I forget who said it on the list, but there are also trust issues
going on here. I trust other developers who are domain experts in
certain areas to frankly know their shit. I do like to check what
they are doing from time to time, but I certainly don't have time or
energy to become domain experts in every domain (I think I might
spontaneously combust if I tried).
Hopefully over time more people will become knowledgeable in some of
those domain expert areas. The chances of that happening are going to
increase if there is more communication and documentation.
I hope that we can in time reestablish this trust across the entire
community. With out that trust I think we are just going to be
spinning our wheels... or just end up screwing ourselves (and not in
any good way).
* The code in svn should always build.
Amen!
In some cases the developer may have done a build and it was
successful, but when they committed the changes, they accidentally
left out a file from the commit.
Well, that happens from time to time... and probably will continue to
do so until everyone shares one single massive google filesystem for
everything :-(
Shouldn't happen under RTC since others test the changes.

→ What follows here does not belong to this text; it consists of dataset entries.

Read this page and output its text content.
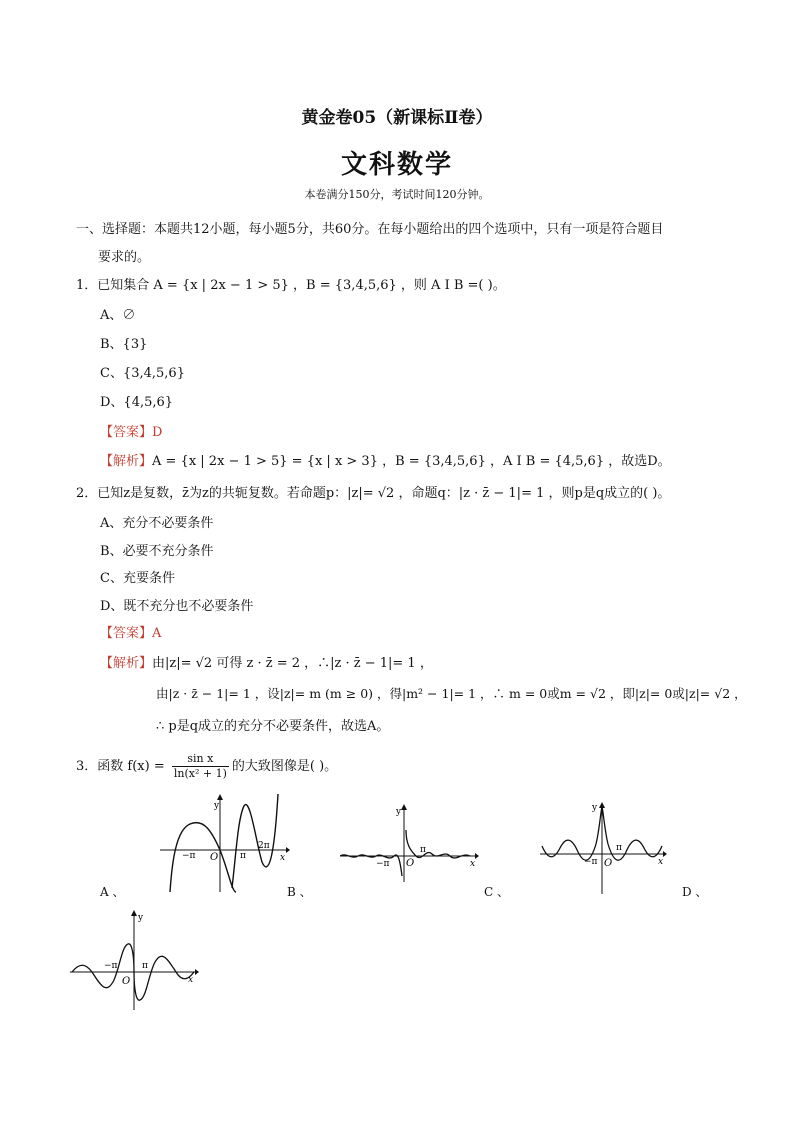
黄金卷05（新课标Ⅱ卷）
文科数学
本卷满分150分，考试时间120分钟。
一、选择题：本题共12小题，每小题5分，共60分。在每小题给出的四个选项中，只有一项是符合题目
要求的。
1．已知集合 A = {x | 2x − 1 > 5} ，B = {3,4,5,6} ，则 A I B =( )。
A、∅
B、{3}
C、{3,4,5,6}
D、{4,5,6}
【答案】D
【解析】A = {x | 2x − 1 > 5} = {x | x > 3} ，B = {3,4,5,6} ，A I B = {4,5,6} ，故选D。
2．已知z是复数，z̄为z的共轭复数。若命题p：|z|= √2 ，命题q：|z · z̄ − 1|= 1 ，则p是q成立的( )。
A、充分不必要条件
B、必要不充分条件
C、充要条件
D、既不充分也不必要条件
【答案】A
【解析】由|z|= √2 可得 z · z̄ = 2 ，∴|z · z̄ − 1|= 1 ，
由|z · z̄ − 1|= 1 ，设|z|= m (m ≥ 0) ，得|m² − 1|= 1 ，∴ m = 0或m = √2 ，即|z|= 0或|z|= √2 ，
∴ p是q成立的充分不必要条件，故选A。
3．函数 $f(x) = \frac{\text{sin x}}{\text{ln(x² + 1)}}$ 的大致图像是( )。
y
x
O
−π	π
2π
y
x
O
−π
π
y
x
O
−π
π
A 、	B 、	C 、	D 、
y
x
O
−π	π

There were a number of times where people broke the build in their
last checkin when they were blurry-eyed and just about to head off to
sleep. Developers in other timezones then wasted time either
debugging the problem, or waiting for the developer who checked in
the change to wake up or trying to find a revision that does build.
Well, that is probably also going to continue from time to time.
Hopefully we can reduce this, but... well not sure its possible to
completely eliminate... unless everyone moves to California (the
weather is nice) :-P
Thanks for taking the time to discuss this.